O arguido assumiu a posse do estupefaciente, que disse ter-lhe sido entregue por outro recluso para seu consumo como pagamento de uma tatuagem que lhe fez. A máquina de tatuar, as agulhas e tintas que foram encontradas na sua cela dão sustento a esta versão.
Acrescentou o arguido que o seu passado criminal como consumidor de longa data o levou à cadeia, nada havendo que o desdiga.
O Ministério Público fez longa e reforçada referência aos quarenta e nove pedaços de haxixe (e não panfletos ou embalagens, como erroneamente se invocou na acusação) que o arguido tinha consigo como evidência de que ele traficaria droga mas, na realidade, esses pedaços (que na realidade são pedacitos) não somam mais do que meio grama e são equivalentes a tão-somente uma dose.
Com efeito, é o que o exame pericial de fls. 65 revela, atestando a natureza estupefaciente do produto apreendido, o peso líquido e o número de doses a que equivale.
Os guardas-prisionais inquiridos apenas procederam às apreensões e revistas ao arguido (sendo certo que ele havia já assumido a posse do estupefaciente), não aportando nenhuma informação que pudesse levar a concluir destinar o produto à venda a terceiros.
Quanto às condições sócio-económicas do arguido, valorou o tribunal as suas declarações em sede de audiência de julgamento, as quais se mostraram credíveis e não foram postas em causa por qualquer outro meio de prova.
Em relação aos antecedentes criminais, o tribunal tomou em consideração o CRC do arguido junto a fls. 188 e seguintes.
IV- Recurso
O Ministério Público apresentou recurso, extraindo-se da respectiva motivação as seguintes conclusões, que se transcrevem:
1. Nestes autos, acusado e submetido julgamento pela prática de um crime de tráfico de estupefacientes, previsto e punido pelo art.º 21.º n.º 1 do Decreto-Lei n.º 15/93, de 22 de janeiro, o arguido AA foi absolvido da prática desse crime, que lhe vinha imputado na acusação contra ele formulada.
2. A sentença é nula, por omissão de pronuncia quanto ao facto 3 da acusação, não cumprindo o disposto no artigo 374.º n.ºs 1 e 2 do Código de Processo Penal, verificando-se a nulidade da sentença, por força do disposto no artigo 379.º n.º 1 c) do Código de Processo Penal.
3. O facto 3 constante da acusação – “o arguido bem sabia que transportava consigo o produto estupefaciente em questão, querendo e conseguindo introduzir o mesmo no estabelecimento prisional, onde se encontrava a cumprir a sua pena” é relevante para a discussão da causa, pois em caso de condenação é relevante para determinar a medida da pena e é ainda relevante para o preenchimento do tipo de ilícito imputado ao arguido, pois reveste importância compreender a motivação do arguido e o que o levou a praticar os elementos objetivos do tipo de crime, não tendo tal facto ficado consagrado na matéria de facto provada ou não provada.
4. A sentença não contém na enumeração dos factos provados e não provados o referido facto 3, sendo que da sentença consta apenas uma formulação genérica “Nenhuns outros factos resultaram provados”, p. 4 da sentença recorrida.
5. Esta formulação é ineficaz “(…) porque não dão a indispensável garantia de que todos os factos relevantes alegados, que não surgem descriminados na decisão sobre a matéria de facto, foram considerados nos termos legais. (…) A questão da exigência de enumeração dos factos provados e não provados não pode ser vista como uma mera formalidade.
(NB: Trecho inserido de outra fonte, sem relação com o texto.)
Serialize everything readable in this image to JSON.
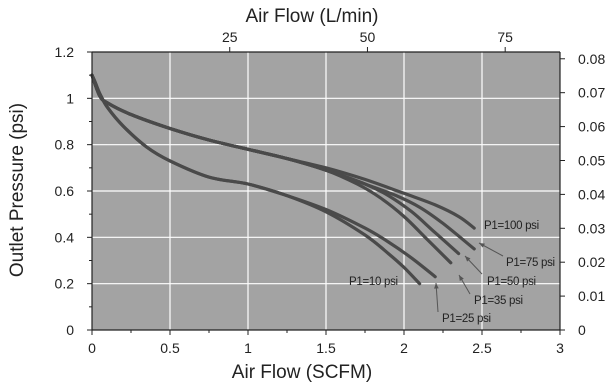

De facto, trata-se de uma garantia, designadamente para os sujeitos processuais, de que o tribunal, num processo equitativo, teve em atenção de igual modo, os factos, as provas e os argumentos da acusação e da defesa, e indagou e apreciou todos os factos - da acusação e da defesa - que podia e devia (…)”, in acórdão do Tribunal de Coimbra, datado de 08-02-2012, Relator: Alberto Mira, proc. n.º 38/10.0TAFIG.C1.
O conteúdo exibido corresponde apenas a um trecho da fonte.